Angehörigenarbeit Teil 4: Der Anfang

In vielen Einrichtungen der stationären Altenhilfe sind die Angehörigen wichtig, denn sie sind Kunden und entscheiden darüber, ob alte Menschen als Gäste in ein Heim kommen. Da gibt es besondere Termine, Gespräche mit Heim- oder Pflegedienstleitung, Hausführungen und andere Bemühungen. Da fällt die Entscheidung über die Heimunterbringung, die neue Bewohnerin oder neue Bewohner erhält einen freundlichen Empfang – und dann pausiert meistens die Beschäftigung mit den Angehörigen. Sie erhalten vielleicht noch einen Fragebogen zur Biografie der Bewohnerin, des Bewohners, der die pflege erleichtern soll. Doch das ist es. Die Beziehungsqualitäten zwischen den neuen Bewohner/innen und den Partner/innen oder Kindern bleiben außen vor. Doch sie zeigen sich, sie machen sich in Störungen und Dramen bemerkbar, wie die obigen Beispiele und viele andere zeigen.

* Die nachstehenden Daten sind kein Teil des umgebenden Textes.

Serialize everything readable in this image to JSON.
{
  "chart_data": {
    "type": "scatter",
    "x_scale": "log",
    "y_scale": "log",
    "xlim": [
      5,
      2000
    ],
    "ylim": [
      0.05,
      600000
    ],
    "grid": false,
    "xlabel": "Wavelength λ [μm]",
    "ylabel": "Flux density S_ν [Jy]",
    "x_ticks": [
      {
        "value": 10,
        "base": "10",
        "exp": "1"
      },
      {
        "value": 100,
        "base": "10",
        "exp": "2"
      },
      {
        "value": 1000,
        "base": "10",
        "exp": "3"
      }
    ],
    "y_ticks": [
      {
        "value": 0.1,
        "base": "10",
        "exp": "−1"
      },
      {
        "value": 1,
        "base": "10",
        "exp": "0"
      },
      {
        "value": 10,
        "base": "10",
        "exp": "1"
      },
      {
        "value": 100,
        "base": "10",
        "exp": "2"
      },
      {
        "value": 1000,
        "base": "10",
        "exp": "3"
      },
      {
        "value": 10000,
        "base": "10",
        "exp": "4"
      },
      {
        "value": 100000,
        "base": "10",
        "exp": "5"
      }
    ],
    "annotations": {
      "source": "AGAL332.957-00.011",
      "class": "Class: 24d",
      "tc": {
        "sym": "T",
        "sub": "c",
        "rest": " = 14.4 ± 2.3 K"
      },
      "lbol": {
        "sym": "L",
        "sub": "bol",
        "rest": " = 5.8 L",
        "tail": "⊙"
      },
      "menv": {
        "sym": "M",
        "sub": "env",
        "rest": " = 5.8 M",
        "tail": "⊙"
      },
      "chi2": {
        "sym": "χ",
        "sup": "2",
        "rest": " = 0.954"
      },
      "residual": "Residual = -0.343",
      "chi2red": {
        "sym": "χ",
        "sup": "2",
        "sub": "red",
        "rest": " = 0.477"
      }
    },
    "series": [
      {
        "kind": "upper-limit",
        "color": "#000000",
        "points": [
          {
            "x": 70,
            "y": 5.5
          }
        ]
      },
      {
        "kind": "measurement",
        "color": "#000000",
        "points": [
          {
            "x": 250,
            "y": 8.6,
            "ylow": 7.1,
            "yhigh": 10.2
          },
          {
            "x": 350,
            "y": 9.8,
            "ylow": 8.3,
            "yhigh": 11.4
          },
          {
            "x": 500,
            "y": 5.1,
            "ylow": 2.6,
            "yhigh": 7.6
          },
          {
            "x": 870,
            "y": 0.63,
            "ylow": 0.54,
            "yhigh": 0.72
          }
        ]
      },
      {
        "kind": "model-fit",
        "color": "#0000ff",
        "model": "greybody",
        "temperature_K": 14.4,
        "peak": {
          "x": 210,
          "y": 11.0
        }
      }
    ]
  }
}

Deswegen sollte Angehörigenarbeit eine besondere Aufgabe der sozialen Dienste sein, und zwar am Anfang der Heimunterbringung. Dazu gehören Gespräche mit den Angehörigen. Diese kosten Zeit, die aber später wieder um ein Vielfaches eingespart wird.

In den Gesprächen mit den Angehörigen sollte es nicht vorrangig um die Heimbewohner/innen gehen, auch nicht um die Angehörigen, sondern um die Beziehungen zwischen ihnen. Dafür gelten keine Frageleitfäden, dazu zählt Interesse, Offenheit und der Mut, Fragen zu stellen, die Gefühle betreffen. Es gilt, nach den Wünschen und Erwartungen zu fragen: Was würde Sie im Heimalltag ärgern? Was wünschen Sie sich für Ihre Mutter, für sich? Auch nach möglichen Schuldgefühlen: Wollte Ihre Mutter ins Heim? Wollten Sie das oder eher nicht? Themen wie Sterben und Tod sollten ebenso angesprochen werden wie Erfahrungen mit Krieg, Flucht, sexueller oder anderer Gewalt. Wichtig ist, die Angehörigen zu fragen: Was brauchen Sie?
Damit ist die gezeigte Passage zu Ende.